使用p $xmm0.v2_double 仅打印xmm0 的双重解释。屏幕上的噪音少了很多。
此外,您应该使用 MOVAPD(或 MOVAPS)在寄存器之间进行复制。如果要与目标寄存器的上部元素合并,请仅使用 MOVSD。
正在编写计算三维空间两点间距离的函数space。 gdb 会话:
48 mulsd xmm1, xmm0
(gdb) p/f $xmm0
= {v4_float = {5.08412027, 0, 0, 0}, v2_double = {5.3576676113063418e-315, 0}, v16_int8 = {29, -79, -94, 64, 0 <repeats 12 times>}, v8_int16 = {-20195, 16546, 0, 0, 0,
0, 0, 0}, v4_int32 = {5.08412027, 0, 0, 0}, v2_int64 = {5.3576676113063418e-315, 0}, uint128 = 3.9528689422358843932327897004554155e-4942}
(gdb) p/f $xmm1
= {v4_float = {5.08412027, 0, 0, 0}, v2_double = {5.3576676113063418e-315, 0}, v16_int8 = {29, -79, -94, 64, 0 <repeats 12 times>}, v8_int16 = {-20195, 16546, 0, 0, 0,
0, 0, 0}, v4_int32 = {5.08412027, 0, 0, 0}, v2_int64 = {5.3576676113063418e-315, 0}, uint128 = 3.9528689422358843932327897004554155e-4942}
(gdb) n
49 movsd xmm0, xmm2
(gdb) p/f $xmm1
= {v4_float = {0, 0, 0, 0}, v2_double = {0, 0}, v16_int8 = {0 <repeats 16 times>}, v8_int16 = {0, 0, 0, 0, 0, 0, 0, 0}, v4_int32 = {0, 0, 0, 0}, v2_int64 = {0, 0},
uint128 = 0}
(gdb) p/f $xmm0
= {v4_float = {5.08412027, 0, 0, 0}, v2_double = {5.3576676113063418e-315, 0}, v16_int8 = {29, -79, -94, 64, 0 <repeats 12 times>}, v8_int16 = {-20195, 16546, 0, 0, 0,
0, 0, 0}, v4_int32 = {5.08412027, 0, 0, 0}, v2_int64 = {5.3576676113063418e-315, 0}, uint128 = 3.9528689422358843932327897004554155e-4942}
奇怪的是,目标寄存器中的值为零。 您对如何执行不为零的乘法有什么建议吗?
由于下溢,你得到零。

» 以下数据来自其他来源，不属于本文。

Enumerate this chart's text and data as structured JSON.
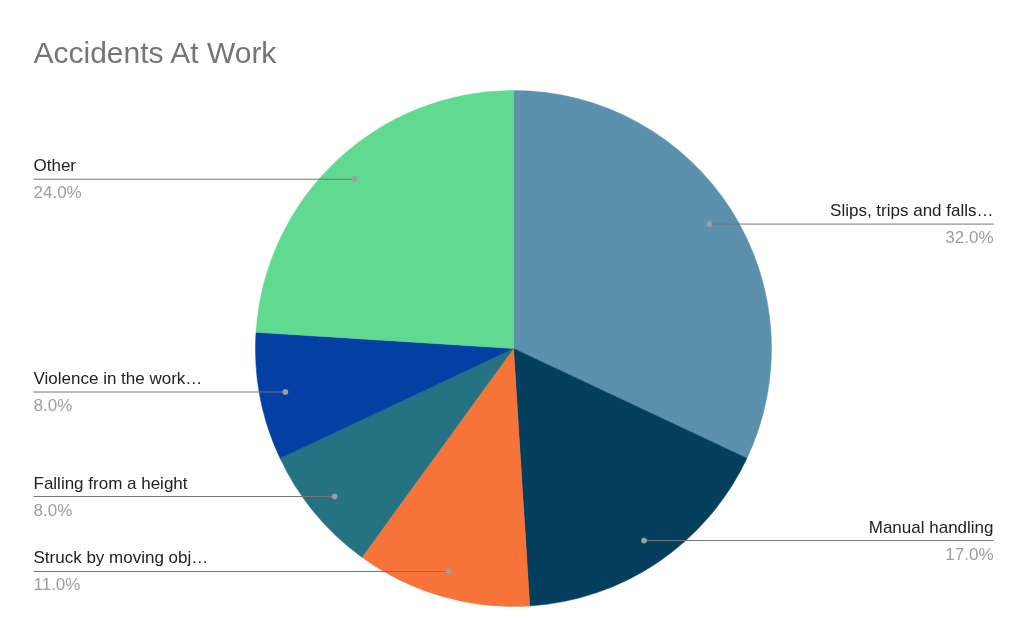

对于 x<1,x^2 更接近 零。对一个数求平方会使它离 1 更远。
5.3e-315 的震级小于 sqrt(smallest denormal double),因此对其求平方结果为零。 (请注意,DBL_MIN 是最小的标准化正双精度数,但非正规化可以更小。)
使用随机垃圾值测试 FP 数学不是一个好主意,除非您确定您知道指令对“常规”值(如 3.14159)的作用...FP 数学已经够难了:
[Floating-point] math is hard.
You just won’t believe how vastly, hugely, mind-bogglingly hard it is. I mean, you may think it’s difficult to calculate when trains from Chicago and Los Angeles will collide, but that’s just peanuts to floating-point math.
-- Bruce Dawson's excellent series of articles on tricky FP math stuff.
使用p $xmm0.v2_double 仅打印xmm0 的双重解释。屏幕上的噪音少了很多。
此外,您应该使用 MOVAPD(或 MOVAPS)在寄存器之间进行复制。如果要与目标寄存器的上部元素合并,请仅使用 MOVSD。